Recently, Microsoft made a some news by asking for a special, multi-core (sixteen cores to be exact) version of Intel’s efficient Atom processors to be used in servers. After thinking about it for a couple of days, the idea made a lot of sense. I know, it’s rare that I agree with Microsoft :)
Why so many cores? If you consider the kinds of workloads that application servers must deal with, the server must deal with a large number connections and requests and tend to idle while waiting for data to be crunched by other application or database servers. The actual data crunching that the application servers, particularly web app and content servers, need to do before sending back the results is not all that difficult. The large number of cores would facilitate a large number of threads required to handle many thousands of requests per minute.
Why use the somewhat lackluster Atom processor? The Atom processor may be a bit anemic for desktop or laptop duties, where you have numerous workloads going on at once, including rendering graphics, playing music or videos, web browsing and photo editing. On a web server, the in-order execution of the Atom processor does not have as much impact on an individual request level. Another benefit of using an Atom processor core over a Xeon core is power consumption. A desktop or server-optimized dual-core Atom processor has a TDP of less than 15W, versus a dual or quad-core Xeon’s TDP of 60-80W (even more when you look at the X models).

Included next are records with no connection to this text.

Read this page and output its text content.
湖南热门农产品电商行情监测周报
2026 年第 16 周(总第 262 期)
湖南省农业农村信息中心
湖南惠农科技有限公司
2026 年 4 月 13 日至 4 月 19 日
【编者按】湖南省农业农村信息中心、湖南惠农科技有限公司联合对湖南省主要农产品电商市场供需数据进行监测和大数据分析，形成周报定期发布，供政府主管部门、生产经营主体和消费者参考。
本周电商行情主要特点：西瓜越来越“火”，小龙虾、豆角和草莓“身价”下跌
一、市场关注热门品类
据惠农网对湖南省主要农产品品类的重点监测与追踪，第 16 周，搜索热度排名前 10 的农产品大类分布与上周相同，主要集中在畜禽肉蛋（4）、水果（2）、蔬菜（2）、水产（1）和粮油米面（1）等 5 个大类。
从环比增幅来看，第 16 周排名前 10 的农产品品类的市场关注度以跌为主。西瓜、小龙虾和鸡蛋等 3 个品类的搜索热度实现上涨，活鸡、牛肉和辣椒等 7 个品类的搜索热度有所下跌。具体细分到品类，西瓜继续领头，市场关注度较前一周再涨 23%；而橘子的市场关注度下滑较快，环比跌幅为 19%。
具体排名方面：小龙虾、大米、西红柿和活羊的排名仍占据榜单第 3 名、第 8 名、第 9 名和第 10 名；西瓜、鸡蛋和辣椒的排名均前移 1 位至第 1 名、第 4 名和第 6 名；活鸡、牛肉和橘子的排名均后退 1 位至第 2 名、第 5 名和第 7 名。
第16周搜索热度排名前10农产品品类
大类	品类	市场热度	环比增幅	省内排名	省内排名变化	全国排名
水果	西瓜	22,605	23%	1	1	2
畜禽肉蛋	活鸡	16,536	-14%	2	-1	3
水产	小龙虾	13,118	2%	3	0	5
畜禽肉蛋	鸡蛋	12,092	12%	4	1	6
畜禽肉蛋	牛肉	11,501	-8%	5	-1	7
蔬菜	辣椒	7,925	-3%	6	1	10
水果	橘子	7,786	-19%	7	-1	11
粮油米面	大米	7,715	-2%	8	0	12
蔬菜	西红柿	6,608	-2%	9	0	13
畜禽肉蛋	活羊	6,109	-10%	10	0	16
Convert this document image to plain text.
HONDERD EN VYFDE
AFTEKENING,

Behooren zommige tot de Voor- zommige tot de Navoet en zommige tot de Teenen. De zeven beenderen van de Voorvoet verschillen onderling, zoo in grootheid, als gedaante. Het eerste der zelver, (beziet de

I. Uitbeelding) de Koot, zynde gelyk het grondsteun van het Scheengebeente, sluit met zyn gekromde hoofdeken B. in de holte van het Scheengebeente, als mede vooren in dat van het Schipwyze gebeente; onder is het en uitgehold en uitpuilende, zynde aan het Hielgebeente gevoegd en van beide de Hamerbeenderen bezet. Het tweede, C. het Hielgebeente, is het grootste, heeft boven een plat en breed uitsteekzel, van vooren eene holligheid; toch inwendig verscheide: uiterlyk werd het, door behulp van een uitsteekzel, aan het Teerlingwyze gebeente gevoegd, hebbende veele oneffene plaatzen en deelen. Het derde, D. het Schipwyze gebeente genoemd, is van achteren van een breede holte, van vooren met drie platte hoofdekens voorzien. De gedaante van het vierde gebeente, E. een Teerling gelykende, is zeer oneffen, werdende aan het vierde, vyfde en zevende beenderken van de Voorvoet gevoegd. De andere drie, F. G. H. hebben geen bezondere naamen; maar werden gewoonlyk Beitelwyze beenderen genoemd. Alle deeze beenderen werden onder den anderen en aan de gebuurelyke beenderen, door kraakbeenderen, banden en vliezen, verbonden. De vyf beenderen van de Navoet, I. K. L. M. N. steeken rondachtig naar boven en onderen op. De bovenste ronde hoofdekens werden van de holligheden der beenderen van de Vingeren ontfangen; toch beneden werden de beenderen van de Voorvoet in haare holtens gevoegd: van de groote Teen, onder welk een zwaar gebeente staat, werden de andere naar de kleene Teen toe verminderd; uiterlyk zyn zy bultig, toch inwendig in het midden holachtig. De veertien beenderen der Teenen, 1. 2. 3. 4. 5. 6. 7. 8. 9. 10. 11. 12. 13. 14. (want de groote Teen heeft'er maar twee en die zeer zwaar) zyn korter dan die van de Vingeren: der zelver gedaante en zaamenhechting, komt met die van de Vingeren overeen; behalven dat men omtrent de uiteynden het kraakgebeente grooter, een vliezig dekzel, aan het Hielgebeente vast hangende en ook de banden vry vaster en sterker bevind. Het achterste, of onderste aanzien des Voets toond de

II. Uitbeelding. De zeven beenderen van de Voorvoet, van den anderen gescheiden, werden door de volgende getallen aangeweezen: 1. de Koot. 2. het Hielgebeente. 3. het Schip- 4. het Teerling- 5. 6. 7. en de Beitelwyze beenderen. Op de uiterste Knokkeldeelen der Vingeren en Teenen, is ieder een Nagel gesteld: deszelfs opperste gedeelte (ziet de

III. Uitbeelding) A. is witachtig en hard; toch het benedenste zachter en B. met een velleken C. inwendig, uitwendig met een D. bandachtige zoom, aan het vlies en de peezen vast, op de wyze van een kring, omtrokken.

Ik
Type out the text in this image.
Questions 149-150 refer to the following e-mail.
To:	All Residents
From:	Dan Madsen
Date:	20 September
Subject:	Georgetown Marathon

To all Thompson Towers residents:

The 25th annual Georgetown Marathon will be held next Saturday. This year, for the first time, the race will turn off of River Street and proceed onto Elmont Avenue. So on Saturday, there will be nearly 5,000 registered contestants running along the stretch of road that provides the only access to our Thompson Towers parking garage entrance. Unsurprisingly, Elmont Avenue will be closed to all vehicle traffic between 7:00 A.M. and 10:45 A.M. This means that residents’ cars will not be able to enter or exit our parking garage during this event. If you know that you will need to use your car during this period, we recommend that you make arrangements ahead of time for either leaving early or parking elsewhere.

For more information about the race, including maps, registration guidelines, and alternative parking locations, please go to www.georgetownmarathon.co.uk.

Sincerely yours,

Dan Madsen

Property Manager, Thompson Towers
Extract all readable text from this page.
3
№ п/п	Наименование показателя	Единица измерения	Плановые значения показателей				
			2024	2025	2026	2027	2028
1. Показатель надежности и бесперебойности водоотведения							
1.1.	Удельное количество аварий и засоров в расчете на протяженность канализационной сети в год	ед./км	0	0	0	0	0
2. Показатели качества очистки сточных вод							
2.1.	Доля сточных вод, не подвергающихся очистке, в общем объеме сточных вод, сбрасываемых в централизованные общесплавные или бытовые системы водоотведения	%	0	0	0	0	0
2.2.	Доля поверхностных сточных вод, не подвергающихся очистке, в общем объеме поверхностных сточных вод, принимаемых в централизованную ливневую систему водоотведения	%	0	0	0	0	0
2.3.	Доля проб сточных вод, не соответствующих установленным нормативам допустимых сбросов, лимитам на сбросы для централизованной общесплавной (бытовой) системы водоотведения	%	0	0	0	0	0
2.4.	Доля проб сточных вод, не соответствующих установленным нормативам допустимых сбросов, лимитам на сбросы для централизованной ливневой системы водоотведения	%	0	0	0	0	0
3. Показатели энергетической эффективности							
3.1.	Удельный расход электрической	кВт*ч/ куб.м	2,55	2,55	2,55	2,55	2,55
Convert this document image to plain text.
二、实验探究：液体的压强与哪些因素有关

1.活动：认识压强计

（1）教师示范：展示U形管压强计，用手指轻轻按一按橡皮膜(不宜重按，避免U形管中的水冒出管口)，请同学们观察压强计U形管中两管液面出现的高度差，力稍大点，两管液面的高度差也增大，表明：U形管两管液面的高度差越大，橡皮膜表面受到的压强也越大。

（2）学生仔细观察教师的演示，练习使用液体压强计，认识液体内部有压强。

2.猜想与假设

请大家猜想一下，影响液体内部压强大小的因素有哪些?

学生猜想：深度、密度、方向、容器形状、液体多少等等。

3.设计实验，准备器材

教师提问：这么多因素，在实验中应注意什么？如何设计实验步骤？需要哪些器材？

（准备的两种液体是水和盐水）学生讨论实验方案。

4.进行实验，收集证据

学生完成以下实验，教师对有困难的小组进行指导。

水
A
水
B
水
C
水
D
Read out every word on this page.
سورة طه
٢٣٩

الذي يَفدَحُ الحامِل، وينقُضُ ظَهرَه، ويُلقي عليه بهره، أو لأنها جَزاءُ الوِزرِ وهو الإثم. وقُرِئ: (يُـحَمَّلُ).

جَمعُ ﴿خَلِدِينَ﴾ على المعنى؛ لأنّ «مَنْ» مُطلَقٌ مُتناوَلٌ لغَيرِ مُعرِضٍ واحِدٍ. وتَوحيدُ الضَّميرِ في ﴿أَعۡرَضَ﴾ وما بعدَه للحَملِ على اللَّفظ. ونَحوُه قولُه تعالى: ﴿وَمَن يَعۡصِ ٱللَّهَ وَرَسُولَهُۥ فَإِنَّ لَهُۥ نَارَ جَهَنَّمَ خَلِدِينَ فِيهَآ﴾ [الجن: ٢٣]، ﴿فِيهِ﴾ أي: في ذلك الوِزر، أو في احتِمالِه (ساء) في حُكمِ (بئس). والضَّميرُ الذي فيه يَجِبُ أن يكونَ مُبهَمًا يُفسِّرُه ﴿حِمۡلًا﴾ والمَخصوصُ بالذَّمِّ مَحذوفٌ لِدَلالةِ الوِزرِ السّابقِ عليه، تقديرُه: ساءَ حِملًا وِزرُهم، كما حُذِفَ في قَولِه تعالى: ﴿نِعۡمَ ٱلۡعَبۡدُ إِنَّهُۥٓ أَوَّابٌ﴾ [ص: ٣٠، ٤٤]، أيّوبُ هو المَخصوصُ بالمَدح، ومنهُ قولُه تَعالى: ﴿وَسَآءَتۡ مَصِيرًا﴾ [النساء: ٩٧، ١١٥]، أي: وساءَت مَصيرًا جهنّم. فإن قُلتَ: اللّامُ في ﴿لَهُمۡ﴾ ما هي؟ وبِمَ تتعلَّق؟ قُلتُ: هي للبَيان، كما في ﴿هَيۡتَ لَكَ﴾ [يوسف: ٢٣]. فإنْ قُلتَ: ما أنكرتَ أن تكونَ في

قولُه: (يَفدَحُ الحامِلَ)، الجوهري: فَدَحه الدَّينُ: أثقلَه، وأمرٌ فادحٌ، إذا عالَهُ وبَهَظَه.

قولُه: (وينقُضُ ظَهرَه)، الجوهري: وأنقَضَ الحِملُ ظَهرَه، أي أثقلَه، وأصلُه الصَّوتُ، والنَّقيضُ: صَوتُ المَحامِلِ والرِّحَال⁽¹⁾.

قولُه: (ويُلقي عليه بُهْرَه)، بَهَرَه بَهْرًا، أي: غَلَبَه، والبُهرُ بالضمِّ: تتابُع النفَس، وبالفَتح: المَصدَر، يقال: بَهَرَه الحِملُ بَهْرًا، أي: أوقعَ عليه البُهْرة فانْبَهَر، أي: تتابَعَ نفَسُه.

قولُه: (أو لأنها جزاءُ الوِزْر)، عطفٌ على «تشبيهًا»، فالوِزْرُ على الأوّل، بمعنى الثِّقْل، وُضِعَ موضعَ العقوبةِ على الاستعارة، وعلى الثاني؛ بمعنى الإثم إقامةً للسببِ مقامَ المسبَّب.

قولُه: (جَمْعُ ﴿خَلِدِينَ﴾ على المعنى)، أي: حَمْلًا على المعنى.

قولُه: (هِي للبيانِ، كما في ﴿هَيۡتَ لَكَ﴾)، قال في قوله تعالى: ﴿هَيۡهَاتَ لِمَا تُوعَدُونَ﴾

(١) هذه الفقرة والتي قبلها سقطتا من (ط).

By taking advantage of the low power requirements of each Atom core, some of the latest fabrication processes and the proliferation of serial interconnects (PCI Express, SATA/SAS, 10GbE), building sixteen Atom cores plus memory controllers and I/O controllers on to one processor package is not too difficult to do. In fact, I put together a basic diagram of what such a processor might look like:

The processor package would include five or seven dies, four of which would each contain four 64-bit capable Atom cores with HyperThreading and an intermediate memory and I/O crossbar. The other three dies could be combined into one, with a central component providing buffered memory interfaces (or SMI in Intel terminology), IPMI for management, and high-speed links to two I/O hubs. Each I/O hub would provide external I/O interfaces, such as PCI Express, 6Gbps SAS/SATA and four 2.5Gbps 8b/10b links. The four 2.5Gbps 8b/10b links can be joined together to provide one 10Gb Ethernet port or four 1Gb Ethernet ports. The only other components a server manufacturer would need to include could include a SoC for remote management (see: ILO, DRAC and ILOM) and possibly a USB controller to provide local media or serial console access by way of a converter.
To some, this discussion may trigger a sense of deja vu. This has in fact been discussed and done before, except with UltraSPARC processor cores rather than Atom processor cores. The product would be called the UltraSPARC T series processors. The first generation was the UltraSPARC T1, which had eight cores sharing an I/O crossbar, memory controller and floating point unit. Each in-order processing core had the facilities to handle four threads concurrently, for a total of 32 threads. Kind of a coincidence that a sixteen-core Atom processor would also be able to handle 32 threads with the help of HyperThreading.
The UltraSPARC T1 debuted to mixed reviews, in which it performed beautifully in naturally multi-threaded environments but suffered under heavy, single-threaded application workloads. The Atom processor ran into some of the same criticism, which was exacerbated by the fact that the first Atom processors only had one core and HyperThreading partially helped when an additional thread was introduced to the workload.
Sun later improved on the design with the UltraSPARC T2, which so happened to integrate not only a PCI Express controller, but also a dual-port 10Gb Ethernet controller and would use fully buffered memory (a bit less efficient than DDR3 via SMI buffers, but helped reduce pin counts). The four concurrent threads per core was lifted to eight, and the shared floating point unit was replaced with one unit per core (which is then shared across the eight threads per core). A second version of the UltraSPARC T2 would later come out to support multiple sockets, at the expense of the 10Gb Ethernet controller, which migrated from being on-package to being located on the system board.
With the re-designed processor, the UltraSPARC T2 continued to beat up other processors in thread-heavy workloads and even conquered several key Oracle benchmarks. The processor still had a slight weakness to single-threaded applications, but that was mostly hidden by an increase in clock speed. The processor was improved once more, now in the form of the UltraSPARC T3.
In short, the idea of creating a many, many in-order processing core processor that can handle two or more concurrent threads per core is not a new idea, nor is it one doomed to fail. In fact, such a processor might be a significant boom for those looking to consolidate and/or virtualize web front-end or web application servers.
Intel, please heed Microsoft’s call and built this processor. If not Intel, will you do it AMD?
P.S.: I know this is a departure from my recent advocacy of building ARM processors explicitly for server workloads, but the two are not mutually exclusive. In fact, many of the ARM processor designs are based on an in-order execution design and require very little power to run. Having both an Atom-based design (or a Bobcat-based design if AMD were to join in) and an ARM-based design would ignite much needed innovation and competition in the server market. Also, an Atom-based design would allow Microsoft Windows-based to be deployed.